CISPE argued that Microsoft’s new contractual terms, imposed on October 1, along with other practices, are causing irreparable damage to the European cloud computing ecosystem.
Amazon is the market leader in cloud computing, followed by Microsoft and Google, Alphabet’s unit.
“By leveraging its dominance in productivity software, Microsoft is limiting choice and driving up costs as European customers look to move to the cloud, distorting Europe’s digital economy,” said Francisco Mingorance, secretary general of CISPE, in a press release.
The company is using its dominance in productivity software to steer European customers to its Azure cloud infrastructure to the detriment of its European rivals, CISPE alleged in its complaint to the European Commission.
It alleged that Microsoft’s anti-competitive practices included discriminatory group and related sales of its products, preferential pricing, and foreclosure of customers both technically and competitively.
Microsoft, which has been fined more than 1.6 billion euros ($1.6 billion) by the Commission over the past decade for various antitrust violations, previously said it offered its software to all customers, including rival cloud – service providers.
Cloud service providers in Germany, Italy, Denmark and France, two of which are CISPE members, have filed similar complaints with the Commission over the past two years.
Microsoft later changed licensing agreements and made other changes to make it easier for cloud service providers to compete starting Oct. 1 in an effort to head off EU antitrust concerns.

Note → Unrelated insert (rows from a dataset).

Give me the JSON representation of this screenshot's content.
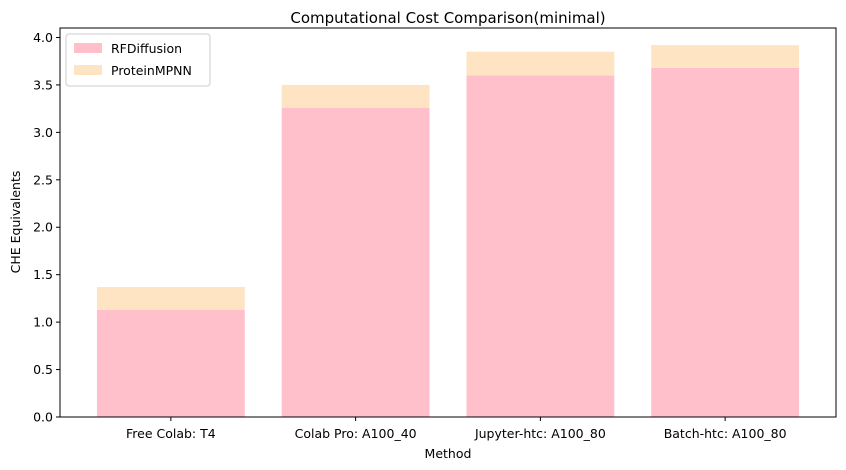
{
  "chart_data": {
    "type": "bar",
    "stacked": true,
    "title": "Computational Cost Comparison(minimal)",
    "xlabel": "Method",
    "ylabel": "CHE Equivalents",
    "ylim": [
      0,
      4.1
    ],
    "yticks": [
      "0.0",
      "0.5",
      "1.0",
      "1.5",
      "2.0",
      "2.5",
      "3.0",
      "3.5",
      "4.0"
    ],
    "categories": [
      "Free Colab: T4",
      "Colab Pro: A100_40",
      "Jupyter-htc: A100_80",
      "Batch-htc: A100_80"
    ],
    "series": [
      {
        "name": "RFDiffusion",
        "color": "#ffc0cb",
        "values": [
          1.13,
          3.26,
          3.6,
          3.68
        ]
      },
      {
        "name": "ProteinMPNN",
        "color": "#ffe4c4",
        "values": [
          0.24,
          0.24,
          0.25,
          0.24
        ]
      }
    ],
    "grid": false,
    "legend_position": "top-left"
  }
}
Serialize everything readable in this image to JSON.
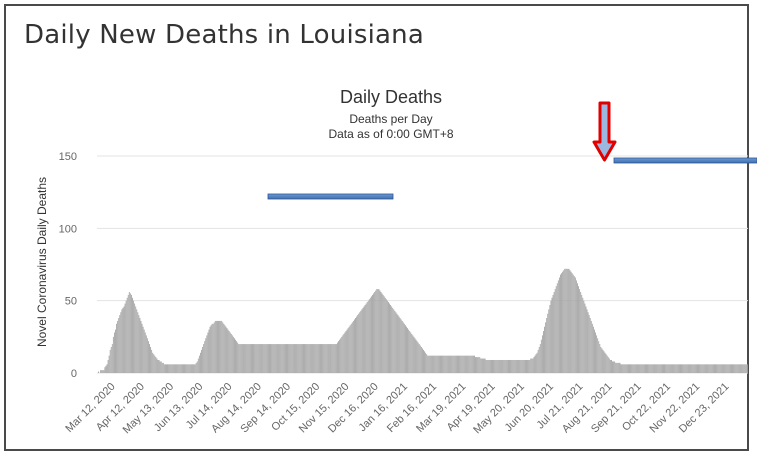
{
  "page_title": "Daily New Deaths in Louisiana",
  "chart_data": {
    "type": "bar",
    "title": "Daily Deaths",
    "subtitle_lines": [
      "Deaths per Day",
      "Data as of 0:00 GMT+8"
    ],
    "ylabel": "Novel Coronavirus Daily Deaths",
    "xlabel": "",
    "ylim": [
      0,
      150
    ],
    "yticks": [
      0,
      50,
      100,
      150
    ],
    "grid": true,
    "bar_color": "#a6a6a6",
    "x_start": "Mar 12, 2020",
    "x_end": "Dec 31, 2021",
    "xtick_labels": [
      "Mar 12, 2020",
      "Apr 12, 2020",
      "May 13, 2020",
      "Jun 13, 2020",
      "Jul 14, 2020",
      "Aug 14, 2020",
      "Sep 14, 2020",
      "Oct 15, 2020",
      "Nov 15, 2020",
      "Dec 16, 2020",
      "Jan 16, 2021",
      "Feb 16, 2021",
      "Mar 19, 2021",
      "Apr 19, 2021",
      "May 20, 2021",
      "Jun 20, 2021",
      "Jul 21, 2021",
      "Aug 21, 2021",
      "Sep 21, 2021",
      "Oct 22, 2021",
      "Nov 22, 2021",
      "Dec 23, 2021"
    ],
    "series": [
      {
        "values": [
          0,
          1,
          0,
          2,
          2,
          2,
          2,
          4,
          5,
          6,
          9,
          12,
          16,
          18,
          20,
          25,
          28,
          30,
          34,
          36,
          38,
          40,
          42,
          44,
          45,
          46,
          48,
          50,
          52,
          54,
          56,
          55,
          54,
          52,
          50,
          48,
          46,
          44,
          42,
          40,
          38,
          36,
          34,
          32,
          30,
          28,
          26,
          24,
          22,
          20,
          18,
          16,
          14,
          13,
          12,
          11,
          10,
          9,
          9,
          8,
          8,
          7,
          7,
          6,
          6,
          6,
          6,
          6,
          6,
          6,
          6,
          6,
          6,
          6,
          6,
          6,
          6,
          6,
          6,
          6,
          6,
          6,
          6,
          6,
          6,
          6,
          6,
          6,
          6,
          6,
          6,
          6,
          6,
          7,
          8,
          10,
          12,
          14,
          16,
          18,
          20,
          22,
          24,
          26,
          28,
          30,
          32,
          33,
          34,
          34,
          35,
          36,
          36,
          36,
          36,
          36,
          36,
          36,
          35,
          34,
          33,
          32,
          31,
          30,
          29,
          28,
          27,
          26,
          25,
          24,
          23,
          22,
          21,
          20,
          20,
          20,
          20,
          20,
          20,
          20,
          20,
          20,
          20,
          20,
          20,
          20,
          20,
          20,
          20,
          20,
          20,
          20,
          20,
          20,
          20,
          20,
          20,
          20,
          20,
          20,
          20,
          20,
          20,
          20,
          20,
          20,
          20,
          20,
          20,
          20,
          20,
          20,
          20,
          20,
          20,
          20,
          20,
          20,
          20,
          20,
          20,
          20,
          20,
          20,
          20,
          20,
          20,
          20,
          20,
          20,
          20,
          20,
          20,
          20,
          20,
          20,
          20,
          20,
          20,
          20,
          20,
          20,
          20,
          20,
          20,
          20,
          20,
          20,
          20,
          20,
          20,
          20,
          20,
          20,
          20,
          20,
          20,
          20,
          20,
          20,
          20,
          20,
          20,
          20,
          20,
          20,
          21,
          22,
          23,
          24,
          25,
          26,
          27,
          28,
          29,
          30,
          31,
          32,
          33,
          34,
          35,
          36,
          37,
          38,
          39,
          40,
          41,
          42,
          43,
          44,
          45,
          46,
          47,
          48,
          49,
          50,
          51,
          52,
          53,
          54,
          55,
          56,
          57,
          58,
          58,
          58,
          57,
          56,
          55,
          54,
          53,
          52,
          51,
          50,
          49,
          48,
          47,
          46,
          45,
          44,
          43,
          42,
          41,
          40,
          39,
          38,
          37,
          36,
          35,
          34,
          33,
          32,
          31,
          30,
          29,
          28,
          27,
          26,
          25,
          24,
          23,
          22,
          21,
          20,
          19,
          18,
          17,
          16,
          15,
          14,
          13,
          12,
          12,
          12,
          12,
          12,
          12,
          12,
          12,
          12,
          12,
          12,
          12,
          12,
          12,
          12,
          12,
          12,
          12,
          12,
          12,
          12,
          12,
          12,
          12,
          12,
          12,
          12,
          12,
          12,
          12,
          12,
          12,
          12,
          12,
          12,
          12,
          12,
          12,
          12,
          12,
          12,
          12,
          12,
          12,
          12,
          11,
          11,
          11,
          11,
          11,
          10,
          10,
          10,
          10,
          10,
          9,
          9,
          9,
          9,
          9,
          9,
          9,
          9,
          9,
          9,
          9,
          9,
          9,
          9,
          9,
          9,
          9,
          9,
          9,
          9,
          9,
          9,
          9,
          9,
          9,
          9,
          9,
          9,
          9,
          9,
          9,
          9,
          9,
          9,
          9,
          9,
          9,
          9,
          9,
          9,
          9,
          9,
          10,
          10,
          10,
          11,
          12,
          13,
          14,
          16,
          18,
          20,
          23,
          26,
          29,
          32,
          35,
          38,
          41,
          44,
          47,
          50,
          52,
          54,
          56,
          58,
          60,
          62,
          64,
          66,
          68,
          69,
          70,
          71,
          72,
          72,
          72,
          72,
          72,
          71,
          70,
          69,
          68,
          67,
          66,
          64,
          62,
          60,
          58,
          56,
          54,
          52,
          50,
          48,
          46,
          44,
          42,
          40,
          38,
          36,
          34,
          32,
          30,
          28,
          26,
          24,
          22,
          20,
          18,
          17,
          16,
          15,
          14,
          13,
          12,
          11,
          10,
          9,
          9,
          8,
          8,
          8,
          7,
          7,
          7,
          7,
          7,
          6,
          6,
          6,
          6,
          6,
          6,
          6,
          6,
          6,
          6,
          6,
          6,
          6,
          6,
          6,
          6,
          6,
          6,
          6,
          6,
          6,
          6,
          6,
          6,
          6,
          6,
          6,
          6,
          6,
          6,
          6,
          6,
          6,
          6,
          6,
          6,
          6,
          6,
          6,
          6,
          6,
          6,
          6,
          6,
          6,
          6,
          6,
          6,
          6,
          6,
          6,
          6,
          6,
          6,
          6,
          6,
          6,
          6,
          6,
          6,
          6,
          6,
          6,
          6,
          6,
          6,
          6,
          6,
          6,
          6,
          6,
          6,
          6,
          6,
          6,
          6,
          6,
          6,
          6,
          6,
          6,
          6,
          6,
          6,
          6,
          6,
          6,
          6,
          6,
          6,
          6,
          6,
          6,
          6,
          6,
          6,
          6,
          6,
          6,
          6,
          6,
          6,
          6,
          6,
          6,
          6,
          6,
          6,
          6,
          6,
          6,
          6,
          6,
          6,
          6,
          6,
          6,
          6,
          6,
          6
        ]
      }
    ],
    "annotations": {
      "arrow_color": "#e00000",
      "line_color": "#4f81bd"
    }
  }
}
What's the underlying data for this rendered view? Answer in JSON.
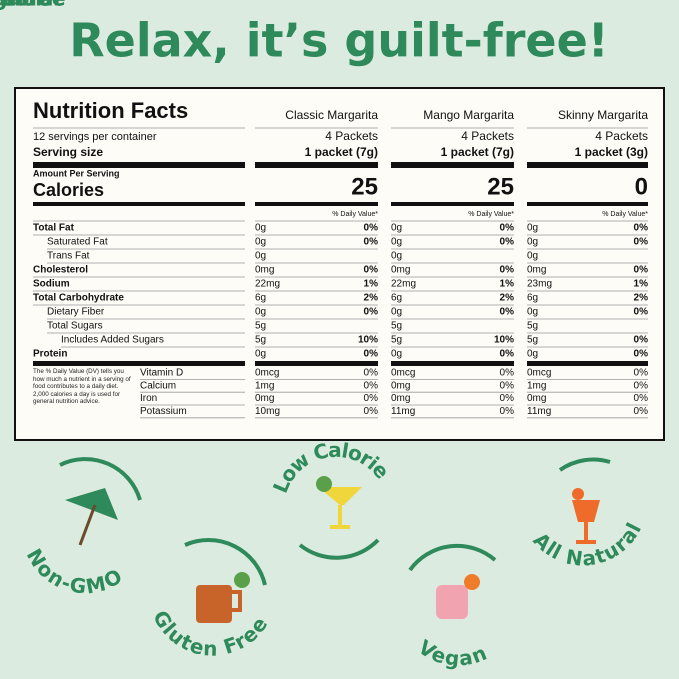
{
  "header": {
    "title": "Relax, it’s guilt-free!"
  },
  "label": {
    "title": "Nutrition Facts",
    "servings": "12 servings per container",
    "serving_size": "Serving size",
    "amount_per_serving": "Amount Per Serving",
    "calories": "Calories",
    "nutrients": [
      "Total Fat",
      "Saturated Fat",
      "Trans Fat",
      "Cholesterol",
      "Sodium",
      "Total Carbohydrate",
      "Dietary Fiber",
      "Total Sugars",
      "Includes Added Sugars",
      "Protein"
    ],
    "vitamins": [
      "Vitamin D",
      "Calcium",
      "Iron",
      "Potassium"
    ],
    "footnote": "The % Daily Value (DV) tells you how much a nutrient in a serving of food contributes to a daily diet. 2,000 calories a day is used for general nutrition advice."
  },
  "products": [
    {
      "name": "Classic Margarita",
      "servings": "4 Packets",
      "serving_size": "1 packet (7g)",
      "calories": "25",
      "daily_value": "% Daily Value*",
      "nutrients": [
        [
          "0g",
          "0%"
        ],
        [
          "0g",
          "0%"
        ],
        [
          "0g"
        ],
        [
          "0mg",
          "0%"
        ],
        [
          "22mg",
          "1%"
        ],
        [
          "6g",
          "2%"
        ],
        [
          "0g",
          "0%"
        ],
        [
          "5g"
        ],
        [
          "5g",
          "10%"
        ],
        [
          "0g",
          "0%"
        ]
      ],
      "vitamins": [
        [
          "0mcg",
          "0%"
        ],
        [
          "1mg",
          "0%"
        ],
        [
          "0mg",
          "0%"
        ],
        [
          "10mg",
          "0%"
        ]
      ]
    },
    {
      "name": "Mango Margarita",
      "servings": "4 Packets",
      "serving_size": "1 packet (7g)",
      "calories": "25",
      "daily_value": "% Daily Value*",
      "nutrients": [
        [
          "0g",
          "0%"
        ],
        [
          "0g",
          "0%"
        ],
        [
          "0g"
        ],
        [
          "0mg",
          "0%"
        ],
        [
          "22mg",
          "1%"
        ],
        [
          "6g",
          "2%"
        ],
        [
          "0g",
          "0%"
        ],
        [
          "5g"
        ],
        [
          "5g",
          "10%"
        ],
        [
          "0g",
          "0%"
        ]
      ],
      "vitamins": [
        [
          "0mcg",
          "0%"
        ],
        [
          "0mg",
          "0%"
        ],
        [
          "0mg",
          "0%"
        ],
        [
          "11mg",
          "0%"
        ]
      ]
    },
    {
      "name": "Skinny Margarita",
      "servings": "4 Packets",
      "serving_size": "1 packet (3g)",
      "calories": "0",
      "daily_value": "% Daily Value*",
      "nutrients": [
        [
          "0g",
          "0%"
        ],
        [
          "0g",
          "0%"
        ],
        [
          "0g"
        ],
        [
          "0mg",
          "0%"
        ],
        [
          "23mg",
          "1%"
        ],
        [
          "6g",
          "2%"
        ],
        [
          "0g",
          "0%"
        ],
        [
          "5g"
        ],
        [
          "5g",
          "0%"
        ],
        [
          "0g",
          "0%"
        ]
      ],
      "vitamins": [
        [
          "0mcg",
          "0%"
        ],
        [
          "1mg",
          "0%"
        ],
        [
          "0mg",
          "0%"
        ],
        [
          "11mg",
          "0%"
        ]
      ]
    }
  ],
  "badges": [
    "Non-GMO",
    "Gluten Free",
    "Low Calorie",
    "Vegan",
    "All Natural"
  ]
}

However, rivals Amazon.com, Alphabet’s Google, Alibaba and Microsoft’s own cloud services are excluded from these changes.
CISPE said the EU’s competition watchdog should tackle the problem by applying Microsoft’s trade body Fair Software Licensing Principles developed last year.
She said an independent European observatory could be set up to check licensing conditions for mainstream software companies.
The commission could also add another provision to recently adopted technology rules, known as the Digital Markets Act, that prohibits cloud computing gatekeepers from favoring their software applications, CISPE said.